For the longer term, the Russian
government came to the conclusion that the optimum
method of regulating the Sakhalin project would be
a change in project shareholding. Gazprom then
sought a 25% blocking stake in Sakhalin Energy,
reducing both the Shell and Japanese stakes. The
terms of this shareholding plan, reported by the
Alfa Bank brokerage in Moscow in September, would
have seen minority shareholders Mitsui and
Mitsubishi selling parts of their respective 25%
and 20% stakes to Shell, which currently holds the
controlling 55% interest in the project company.
Shell, it was reported, would then swap a 25%
shareholding in Sakhalin-2 with Gazprom, in
exchange for a 50% stake in Gazprom's Zapolyarnoye
field.
These terms did not stick, and as
the public bickering between Russians and
Westerners over the project intensified, shell's
bargaining position deteriorated. Gazprom told
Asia Times Online in September that talks with
Shell on this matter had been underway, but noted
that the license cancellation ordered by the
environmental regulators had halted them.

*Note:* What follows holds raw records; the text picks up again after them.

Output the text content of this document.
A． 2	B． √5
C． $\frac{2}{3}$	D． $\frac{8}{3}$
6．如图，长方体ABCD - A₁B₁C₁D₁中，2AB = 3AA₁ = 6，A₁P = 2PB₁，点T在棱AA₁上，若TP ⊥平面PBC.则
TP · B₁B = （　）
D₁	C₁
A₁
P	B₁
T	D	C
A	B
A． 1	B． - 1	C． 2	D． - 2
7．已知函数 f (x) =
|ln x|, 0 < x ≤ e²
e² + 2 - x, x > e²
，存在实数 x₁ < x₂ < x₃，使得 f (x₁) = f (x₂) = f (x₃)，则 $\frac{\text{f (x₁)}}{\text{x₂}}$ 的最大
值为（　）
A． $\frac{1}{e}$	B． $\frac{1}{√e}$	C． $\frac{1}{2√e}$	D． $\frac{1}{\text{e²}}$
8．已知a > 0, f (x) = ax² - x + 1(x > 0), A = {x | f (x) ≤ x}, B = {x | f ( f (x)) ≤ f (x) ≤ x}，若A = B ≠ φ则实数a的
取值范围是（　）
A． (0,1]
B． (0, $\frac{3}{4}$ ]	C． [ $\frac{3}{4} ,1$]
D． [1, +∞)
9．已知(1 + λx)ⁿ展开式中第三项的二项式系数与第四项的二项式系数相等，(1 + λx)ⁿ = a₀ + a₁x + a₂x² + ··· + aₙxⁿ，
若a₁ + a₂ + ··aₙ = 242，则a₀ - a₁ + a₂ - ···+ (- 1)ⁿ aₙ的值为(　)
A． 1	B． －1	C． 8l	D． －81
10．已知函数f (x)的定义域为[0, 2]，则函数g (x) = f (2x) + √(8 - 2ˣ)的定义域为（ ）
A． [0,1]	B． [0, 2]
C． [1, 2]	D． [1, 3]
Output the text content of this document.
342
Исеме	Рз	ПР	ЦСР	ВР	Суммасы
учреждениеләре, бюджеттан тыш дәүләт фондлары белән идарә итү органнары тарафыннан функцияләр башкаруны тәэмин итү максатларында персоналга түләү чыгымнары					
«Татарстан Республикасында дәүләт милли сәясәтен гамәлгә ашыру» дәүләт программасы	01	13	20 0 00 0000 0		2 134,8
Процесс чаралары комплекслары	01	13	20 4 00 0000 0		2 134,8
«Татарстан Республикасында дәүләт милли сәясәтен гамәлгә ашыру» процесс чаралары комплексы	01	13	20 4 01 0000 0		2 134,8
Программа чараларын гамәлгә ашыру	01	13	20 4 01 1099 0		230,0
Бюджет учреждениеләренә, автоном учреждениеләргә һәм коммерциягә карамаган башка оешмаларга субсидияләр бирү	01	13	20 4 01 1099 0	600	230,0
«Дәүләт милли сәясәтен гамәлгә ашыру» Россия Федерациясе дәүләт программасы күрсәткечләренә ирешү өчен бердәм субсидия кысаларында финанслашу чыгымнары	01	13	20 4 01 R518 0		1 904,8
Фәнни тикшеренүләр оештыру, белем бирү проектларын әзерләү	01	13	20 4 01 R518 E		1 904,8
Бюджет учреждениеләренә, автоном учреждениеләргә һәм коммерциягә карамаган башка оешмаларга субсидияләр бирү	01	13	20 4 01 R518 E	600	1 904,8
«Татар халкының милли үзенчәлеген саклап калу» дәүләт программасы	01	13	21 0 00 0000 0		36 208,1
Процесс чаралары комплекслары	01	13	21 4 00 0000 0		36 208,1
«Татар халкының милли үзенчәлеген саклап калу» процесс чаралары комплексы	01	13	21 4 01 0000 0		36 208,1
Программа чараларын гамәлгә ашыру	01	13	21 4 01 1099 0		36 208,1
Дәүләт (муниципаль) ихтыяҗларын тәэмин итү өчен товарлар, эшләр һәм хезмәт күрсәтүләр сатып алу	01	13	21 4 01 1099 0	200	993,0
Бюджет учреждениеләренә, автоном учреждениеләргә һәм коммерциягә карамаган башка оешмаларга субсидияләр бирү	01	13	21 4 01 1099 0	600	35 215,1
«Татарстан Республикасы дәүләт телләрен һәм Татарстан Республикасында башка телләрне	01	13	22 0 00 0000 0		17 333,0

After a chief executives' meeting last
Friday, this week it has been reported in Moscow,
but not confirmed officially, that Shell has
agreed to sell Gazprom shareholding control of
Sakhalin Energy. The terms are still under
negotiation, according to Dmitri Medvedev, chief
of the Kremlin staff and chairman of the Gazprom
board.
Russian reports suggest that
Gazprom will not pay cash up front. Instead, it
will reportedly defer payment for its stake until
the project starts operation, and cash is
generated from LNG shipments and sales. This
suggests that the takeover will oblige Shell to
accept an audit of its actual project costs,
instead of its estimated $22 billion in capital
expenditure; and that the income that would
otherwise have flowed to Shell under the PSA will
be diverted to Gazprom, and then paid to Shell for
shares. If Gazprom were to accept Shell's capex
estimate of $22 billion, its 50% buyout would
notionally cost about $11 billion. But neither
side is keen to acknowledge publicly what discount
price has been tabled. This was clearly one of the
sticking points when Russian Energy Minister
Victor Khristenko said early this week that the
talks were "difficult".
A revision as
clever as this to resolve the strategic control
issue leaves undecided how Rospriradnadzor will
settle the environmental non-compliance issues,
and the agency's claim, purportedly for $10
billion in damage to the Sakhalin land and marine
environment charged against Shell's project
management. Mitvol of Rospriradnadzor has already
announced that a Gazprom takeover would have no
effect on his claims. It may, however, impact on
the price Gazprom ends up having to pay Shell. In
such a deal, even the whales may be compensated.